The upcoming randomized, double-blind, multicenter Phase 3 study will be led by Professor Shen Lin from Beijing Cancer Hospital and is being rolled out simultaneously across multiple hospitals nationwide. The approval of this study is based on the breakthrough efficacy and favorable safety profile demonstrated by Opatumilab in its Phase 1b/II proof-of-concept study. This proof-of-concept trial has been successfully completed, with detailed results planned for presentation at this year's ESMO congress.

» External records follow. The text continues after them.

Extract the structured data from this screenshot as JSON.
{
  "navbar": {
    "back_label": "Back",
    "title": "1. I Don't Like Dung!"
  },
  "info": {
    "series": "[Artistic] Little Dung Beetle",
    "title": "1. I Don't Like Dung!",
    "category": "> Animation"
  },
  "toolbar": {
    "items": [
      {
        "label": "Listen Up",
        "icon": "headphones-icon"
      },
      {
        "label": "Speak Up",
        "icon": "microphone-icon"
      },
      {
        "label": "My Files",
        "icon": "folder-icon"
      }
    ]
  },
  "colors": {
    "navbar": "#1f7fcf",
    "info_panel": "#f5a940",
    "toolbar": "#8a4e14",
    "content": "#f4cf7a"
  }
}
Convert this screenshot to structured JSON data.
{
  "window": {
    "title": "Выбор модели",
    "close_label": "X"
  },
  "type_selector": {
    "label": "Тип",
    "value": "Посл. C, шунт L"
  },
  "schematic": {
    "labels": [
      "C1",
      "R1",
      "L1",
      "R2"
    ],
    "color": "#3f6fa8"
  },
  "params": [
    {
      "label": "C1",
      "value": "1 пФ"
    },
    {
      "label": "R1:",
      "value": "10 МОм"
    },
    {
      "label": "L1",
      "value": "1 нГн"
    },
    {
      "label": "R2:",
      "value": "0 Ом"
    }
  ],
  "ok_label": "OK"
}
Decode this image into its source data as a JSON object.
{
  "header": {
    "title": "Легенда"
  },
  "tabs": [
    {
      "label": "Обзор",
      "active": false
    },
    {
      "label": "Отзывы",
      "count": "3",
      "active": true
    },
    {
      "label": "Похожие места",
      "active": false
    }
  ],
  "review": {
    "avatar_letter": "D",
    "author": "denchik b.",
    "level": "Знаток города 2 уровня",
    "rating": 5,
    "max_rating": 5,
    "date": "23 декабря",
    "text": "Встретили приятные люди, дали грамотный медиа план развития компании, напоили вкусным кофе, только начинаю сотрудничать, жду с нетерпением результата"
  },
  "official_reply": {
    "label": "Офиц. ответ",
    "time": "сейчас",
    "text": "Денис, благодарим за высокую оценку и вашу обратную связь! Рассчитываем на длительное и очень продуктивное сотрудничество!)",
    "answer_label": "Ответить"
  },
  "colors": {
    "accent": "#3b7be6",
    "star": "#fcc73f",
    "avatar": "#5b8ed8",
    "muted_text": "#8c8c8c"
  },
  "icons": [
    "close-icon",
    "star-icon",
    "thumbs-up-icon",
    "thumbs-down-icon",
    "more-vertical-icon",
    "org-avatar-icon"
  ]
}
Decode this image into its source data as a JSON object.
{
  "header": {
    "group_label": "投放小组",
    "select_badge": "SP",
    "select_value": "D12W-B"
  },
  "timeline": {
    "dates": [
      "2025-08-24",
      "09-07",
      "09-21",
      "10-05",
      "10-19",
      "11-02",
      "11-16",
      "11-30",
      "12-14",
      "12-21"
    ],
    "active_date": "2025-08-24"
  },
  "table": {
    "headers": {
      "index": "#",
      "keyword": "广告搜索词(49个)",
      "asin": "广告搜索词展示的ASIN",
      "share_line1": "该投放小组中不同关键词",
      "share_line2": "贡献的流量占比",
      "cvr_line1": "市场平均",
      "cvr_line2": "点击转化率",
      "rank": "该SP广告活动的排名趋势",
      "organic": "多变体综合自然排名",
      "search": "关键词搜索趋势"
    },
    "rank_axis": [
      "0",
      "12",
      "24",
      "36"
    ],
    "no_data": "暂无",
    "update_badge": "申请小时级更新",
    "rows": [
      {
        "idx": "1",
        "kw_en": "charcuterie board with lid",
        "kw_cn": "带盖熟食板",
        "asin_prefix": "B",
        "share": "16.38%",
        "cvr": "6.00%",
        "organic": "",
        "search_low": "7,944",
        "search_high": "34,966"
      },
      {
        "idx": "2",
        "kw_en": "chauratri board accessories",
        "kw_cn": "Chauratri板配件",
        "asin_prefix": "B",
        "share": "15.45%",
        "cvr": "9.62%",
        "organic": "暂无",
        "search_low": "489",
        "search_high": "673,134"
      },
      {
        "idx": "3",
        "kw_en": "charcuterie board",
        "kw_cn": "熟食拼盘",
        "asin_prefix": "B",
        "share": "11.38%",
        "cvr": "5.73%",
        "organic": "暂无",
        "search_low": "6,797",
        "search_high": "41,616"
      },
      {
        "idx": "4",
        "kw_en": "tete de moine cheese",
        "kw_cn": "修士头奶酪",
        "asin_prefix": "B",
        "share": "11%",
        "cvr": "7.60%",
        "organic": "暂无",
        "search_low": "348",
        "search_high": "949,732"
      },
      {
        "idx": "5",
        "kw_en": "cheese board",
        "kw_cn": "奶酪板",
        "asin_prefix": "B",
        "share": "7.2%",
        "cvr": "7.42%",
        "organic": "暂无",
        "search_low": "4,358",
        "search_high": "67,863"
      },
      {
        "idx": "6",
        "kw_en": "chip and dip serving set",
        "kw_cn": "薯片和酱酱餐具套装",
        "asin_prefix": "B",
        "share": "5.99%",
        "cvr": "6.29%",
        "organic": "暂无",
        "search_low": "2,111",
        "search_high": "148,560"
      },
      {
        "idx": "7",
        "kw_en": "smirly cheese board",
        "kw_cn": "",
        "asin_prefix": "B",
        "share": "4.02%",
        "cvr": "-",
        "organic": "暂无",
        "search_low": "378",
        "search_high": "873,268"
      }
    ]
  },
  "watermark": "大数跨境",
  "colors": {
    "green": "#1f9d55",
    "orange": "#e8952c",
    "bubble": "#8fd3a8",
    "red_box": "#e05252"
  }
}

As a key component of Opatumilab's overall development strategy for EP-NEC, the single-arm pivotal registration clinical study of Opatumilab monotherapy for third-line and above advanced EP-NEC patients is on track to submit its Biologics License Application (BLA) in the third quarter of 2026. Concurrently, the company is advancing multiple proof-of-concept studies for Opatumilab and planning at least two additional Phase 3 clinical trials. These efforts aim to explore its application across 13 solid tumor indications, including first-line non-small cell lung cancer, first-line biliary tract cancer, small cell lung cancer, and ovarian cancer, forming a comprehensive R&D layout covering multiple tumor types and stages. Opatumilab has already demonstrated first-in-class (FIC) or best-in-class (BIC) potential in registration or Phase II clinical trials for four indications: extrapulmonary neuroendocrine carcinoma, non-small cell lung cancer, small cell lung cancer, and biliary tract cancer.